Tras el fenómeno de «La insoportable levedad del ser», Kundera se replegó hacia narrativas más filosóficas. Nunca más volvería a vender lo que en los 80, aunque el brillo no se apagó del todo. En 2014, vendió más de 100.000 ejemplares en Italia de la que sería su última novela, «La fiesta de la insignificancia», considerada menor, aunque con los temas típicos del escritor: la maternidad, la sexualidad, la opresión del poder, el absurdo, la ironía.
«La fiesta de la insignificancia», publicada en la Argentina por el sello Tusquets, ofrece una trama breve cargada de dobles sentidos y humor, marcada bajo el signo de un ombligo: la expresión erótica del cuerpo de una mujer y la representación de un tiempo atravesado por el egocentrismo y la individualidad. «La insignificancia, amigo mío, es la esencia de la existencia. Está con nosotros en todas partes y en todo momento», dice uno de los personajes que, como el resto de los protagonistas creados por el checo, se atreve a poner en tensión desde la risa, la ironía y la parodia, pero también desde la seriedad teórica, los sentidos minúsculos y universales de la humanidad.
El escritor ha insistido muchas veces en que el absurdo de sus libros habla del amor y del sexo, no del comunismo, pero siempre fue difícil abstraerse de la lectura política de sus novelas. Fuera de la ficción, su identidad política sufrió mutaciones y fue cuestionada: sus críticos lo acusan de haberle dado la espalda a sus compatriotas y disidentes tras su partida a Francia y, en 2008, una revista checa lo acusó de haber sido informante durante el régimen comunista, algo que el autor negó rotundamente. «Puras mentiras», replicó.
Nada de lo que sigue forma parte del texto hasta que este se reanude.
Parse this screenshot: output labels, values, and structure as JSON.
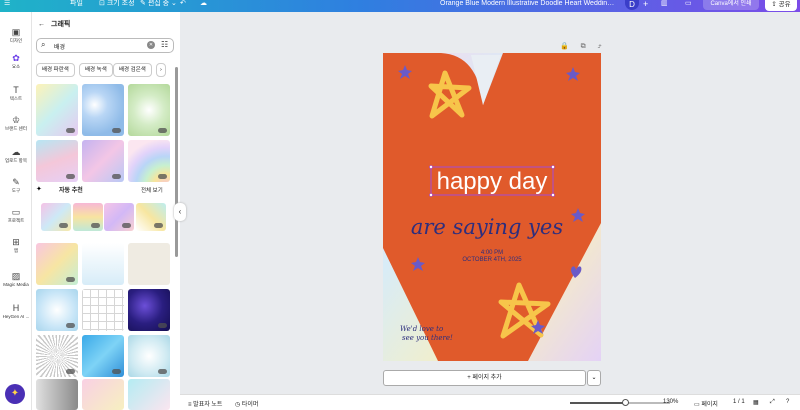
{
  "topbar": {
    "file": "파일",
    "resize": "크기 조정",
    "edit": "편집 중",
    "title": "Orange Blue Modern Illustrative Doodle Heart Wedding Invi...",
    "avatar": "D",
    "plus": "+",
    "upgrade": "Canva에서 인쇄",
    "share": "공유"
  },
  "rail": [
    {
      "label": "디자인",
      "icon": "layout-icon"
    },
    {
      "label": "요소",
      "icon": "shapes-icon",
      "active": true
    },
    {
      "label": "텍스트",
      "icon": "text-icon"
    },
    {
      "label": "브랜드 센터",
      "icon": "brand-icon"
    },
    {
      "label": "업로드 항목",
      "icon": "upload-icon"
    },
    {
      "label": "도구",
      "icon": "draw-icon"
    },
    {
      "label": "프로젝트",
      "icon": "folder-icon"
    },
    {
      "label": "앱",
      "icon": "apps-icon"
    },
    {
      "label": "Magic Media",
      "icon": "magic-media-icon"
    },
    {
      "label": "HeyGen AI ...",
      "icon": "heygen-icon"
    }
  ],
  "panel": {
    "header": "그래픽",
    "search_value": "배경",
    "chips": [
      "배경 파란색",
      "배경 녹색",
      "배경 검은색"
    ],
    "section_title": "자동 추천",
    "see_all": "전체 보기"
  },
  "design": {
    "headline": "happy day",
    "script_line": "are saying yes",
    "time": "4:00 PM",
    "date": "OCTOBER 4TH, 2025",
    "note_line1": "We'd love to",
    "note_line2": "see you there!",
    "colors": {
      "orange": "#e05a2b",
      "navy": "#2d2e7e",
      "yellow": "#f7c54a",
      "selection": "#a44bd6"
    }
  },
  "page_tools": "🔒 ⧉ ⤴",
  "add_page": "+ 페이지 추가",
  "footer": {
    "notes": "발표자 노트",
    "timer": "타이머",
    "zoom": "130%",
    "zoom_level": 0.55,
    "pages": "페이지",
    "page_count": "1 / 1"
  }
}
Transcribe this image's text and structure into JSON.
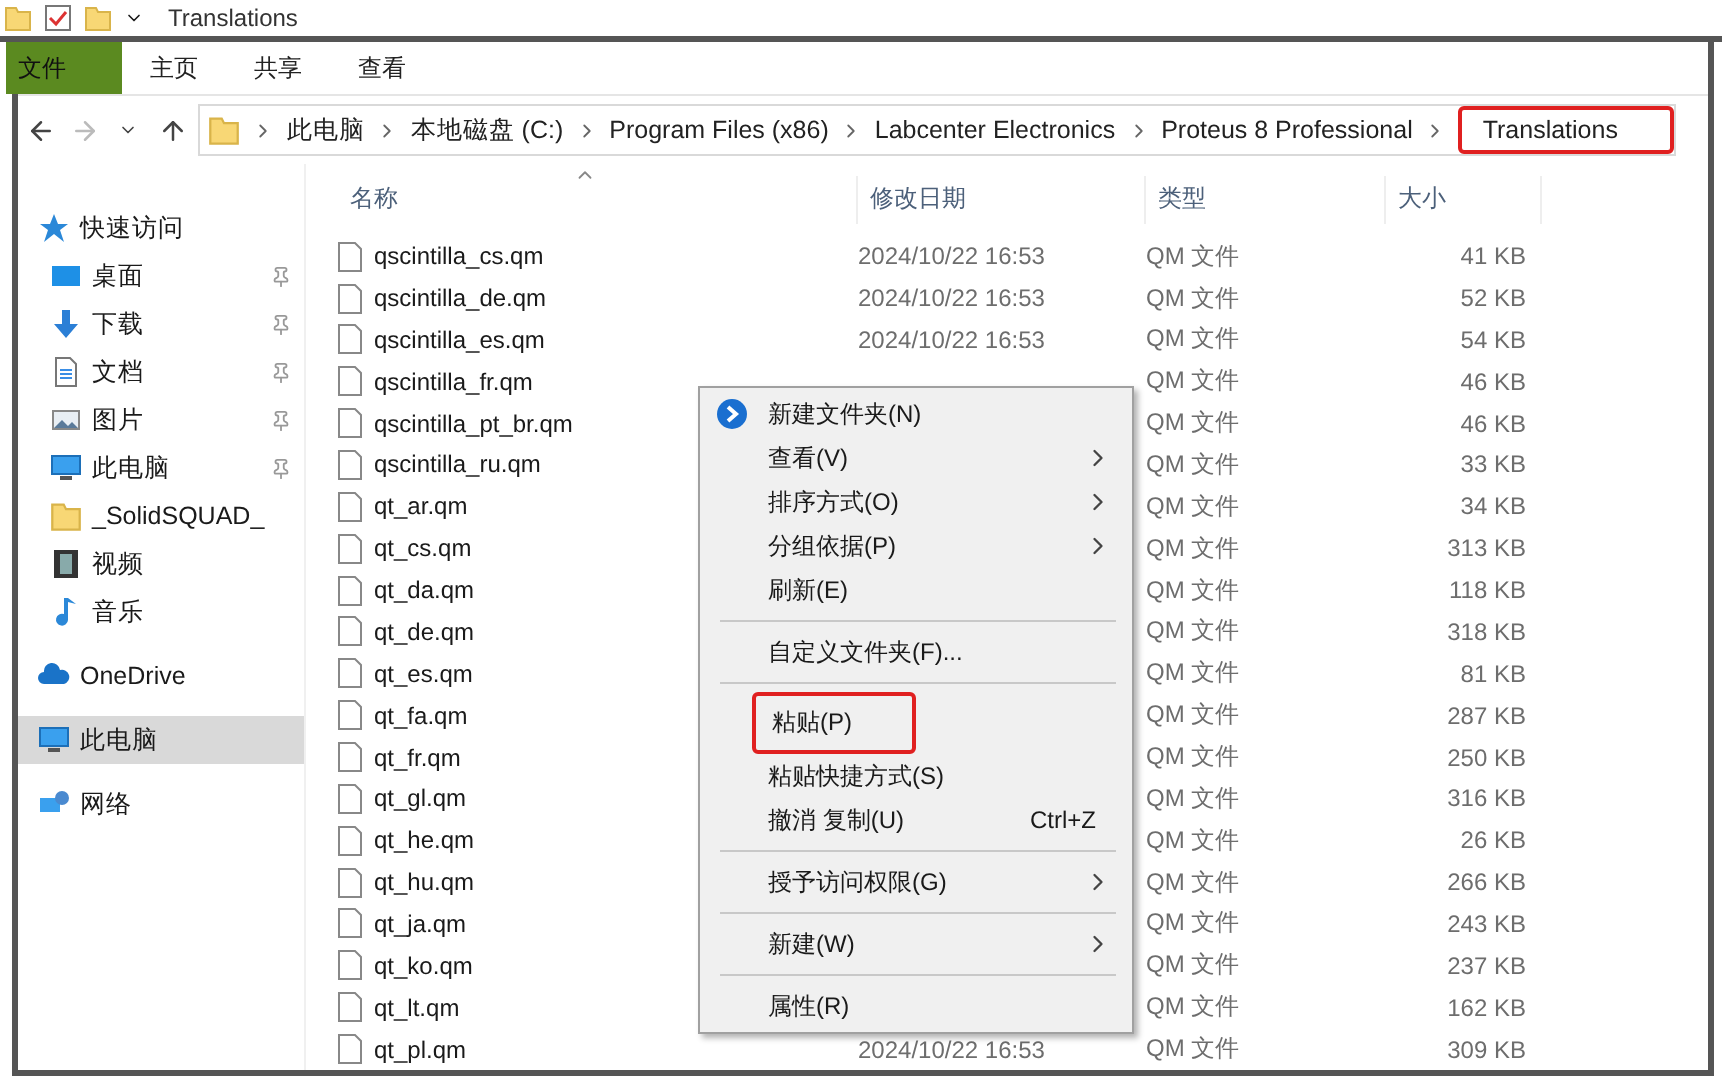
{
  "window": {
    "title": "Translations"
  },
  "ribbon_tabs": [
    {
      "label": "文件",
      "selected": true
    },
    {
      "label": "主页",
      "selected": false
    },
    {
      "label": "共享",
      "selected": false
    },
    {
      "label": "查看",
      "selected": false
    }
  ],
  "breadcrumbs": [
    {
      "label": "此电脑",
      "highlighted": false
    },
    {
      "label": "本地磁盘 (C:)",
      "highlighted": false
    },
    {
      "label": "Program Files (x86)",
      "highlighted": false
    },
    {
      "label": "Labcenter Electronics",
      "highlighted": false
    },
    {
      "label": "Proteus 8 Professional",
      "highlighted": false
    },
    {
      "label": "Translations",
      "highlighted": true
    }
  ],
  "sidebar": {
    "items": [
      {
        "label": "快速访问",
        "kind": "star",
        "pinned": false,
        "selected": false,
        "children": [
          {
            "label": "桌面",
            "kind": "desktop",
            "pinned": true,
            "selected": false
          },
          {
            "label": "下载",
            "kind": "download",
            "pinned": true,
            "selected": false
          },
          {
            "label": "文档",
            "kind": "document",
            "pinned": true,
            "selected": false
          },
          {
            "label": "图片",
            "kind": "pictures",
            "pinned": true,
            "selected": false
          },
          {
            "label": "此电脑",
            "kind": "computer",
            "pinned": true,
            "selected": false
          },
          {
            "label": "_SolidSQUAD_",
            "kind": "folder",
            "pinned": false,
            "selected": false
          },
          {
            "label": "视频",
            "kind": "video",
            "pinned": false,
            "selected": false
          },
          {
            "label": "音乐",
            "kind": "music",
            "pinned": false,
            "selected": false
          }
        ]
      },
      {
        "label": "OneDrive",
        "kind": "cloud",
        "pinned": false,
        "selected": false
      },
      {
        "label": "此电脑",
        "kind": "computer",
        "pinned": false,
        "selected": true
      },
      {
        "label": "网络",
        "kind": "network",
        "pinned": false,
        "selected": false
      }
    ]
  },
  "table": {
    "columns": [
      "名称",
      "修改日期",
      "类型",
      "大小"
    ],
    "rows": [
      {
        "name": "qscintilla_cs.qm",
        "date": "2024/10/22 16:53",
        "type": "QM 文件",
        "size": "41 KB"
      },
      {
        "name": "qscintilla_de.qm",
        "date": "2024/10/22 16:53",
        "type": "QM 文件",
        "size": "52 KB"
      },
      {
        "name": "qscintilla_es.qm",
        "date": "2024/10/22 16:53",
        "type": "QM 文件",
        "size": "54 KB"
      },
      {
        "name": "qscintilla_fr.qm",
        "type": "QM 文件",
        "size": "46 KB"
      },
      {
        "name": "qscintilla_pt_br.qm",
        "type": "QM 文件",
        "size": "46 KB"
      },
      {
        "name": "qscintilla_ru.qm",
        "type": "QM 文件",
        "size": "33 KB"
      },
      {
        "name": "qt_ar.qm",
        "type": "QM 文件",
        "size": "34 KB"
      },
      {
        "name": "qt_cs.qm",
        "type": "QM 文件",
        "size": "313 KB"
      },
      {
        "name": "qt_da.qm",
        "type": "QM 文件",
        "size": "118 KB"
      },
      {
        "name": "qt_de.qm",
        "type": "QM 文件",
        "size": "318 KB"
      },
      {
        "name": "qt_es.qm",
        "type": "QM 文件",
        "size": "81 KB"
      },
      {
        "name": "qt_fa.qm",
        "type": "QM 文件",
        "size": "287 KB"
      },
      {
        "name": "qt_fr.qm",
        "type": "QM 文件",
        "size": "250 KB"
      },
      {
        "name": "qt_gl.qm",
        "type": "QM 文件",
        "size": "316 KB"
      },
      {
        "name": "qt_he.qm",
        "type": "QM 文件",
        "size": "26 KB"
      },
      {
        "name": "qt_hu.qm",
        "type": "QM 文件",
        "size": "266 KB"
      },
      {
        "name": "qt_ja.qm",
        "type": "QM 文件",
        "size": "243 KB"
      },
      {
        "name": "qt_ko.qm",
        "type": "QM 文件",
        "size": "237 KB"
      },
      {
        "name": "qt_lt.qm",
        "type": "QM 文件",
        "size": "162 KB"
      },
      {
        "name": "qt_pl.qm",
        "date": "2024/10/22 16:53",
        "type": "QM 文件",
        "size": "309 KB"
      }
    ]
  },
  "context_menu": {
    "groups": [
      [
        {
          "label": "新建文件夹(N)",
          "kind": "with-icon",
          "submenu": false,
          "highlighted": false
        },
        {
          "label": "查看(V)",
          "kind": "plain",
          "submenu": true,
          "highlighted": false
        },
        {
          "label": "排序方式(O)",
          "kind": "plain",
          "submenu": true,
          "highlighted": false
        },
        {
          "label": "分组依据(P)",
          "kind": "plain",
          "submenu": true,
          "highlighted": false
        },
        {
          "label": "刷新(E)",
          "kind": "plain",
          "submenu": false,
          "highlighted": false
        }
      ],
      [
        {
          "label": "自定义文件夹(F)...",
          "kind": "plain",
          "submenu": false,
          "highlighted": false
        }
      ],
      [
        {
          "label": "粘贴(P)",
          "kind": "plain",
          "submenu": false,
          "highlighted": true
        },
        {
          "label": "粘贴快捷方式(S)",
          "kind": "plain",
          "submenu": false,
          "highlighted": false
        },
        {
          "label": "撤消 复制(U)",
          "kind": "plain",
          "submenu": false,
          "highlighted": false,
          "shortcut": "Ctrl+Z"
        }
      ],
      [
        {
          "label": "授予访问权限(G)",
          "kind": "plain",
          "submenu": true,
          "highlighted": false
        }
      ],
      [
        {
          "label": "新建(W)",
          "kind": "plain",
          "submenu": true,
          "highlighted": false
        }
      ],
      [
        {
          "label": "属性(R)",
          "kind": "plain",
          "submenu": false,
          "highlighted": false
        }
      ]
    ]
  }
}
Desde el exilio, Kundera visitó varias veces a su país natal, pero siempre de incógnito. Eligió no regresar definitivamente a Praga y permaneció «refugiado» en su domicilio parisino, donde vivía muy alejado de la vida social, desde hace muchos años. Por el contrario, el novelista y su esposa solían pasear, solos, no siempre de la mano, por la periferia del distrito VII de París. Allí murió hoy sobre el mediodía «tras una prolongada enfermedad», según declaró Anna Mrazova, la portavoz de la Biblioteca Milan Kundera, en la localidad checa de Brno.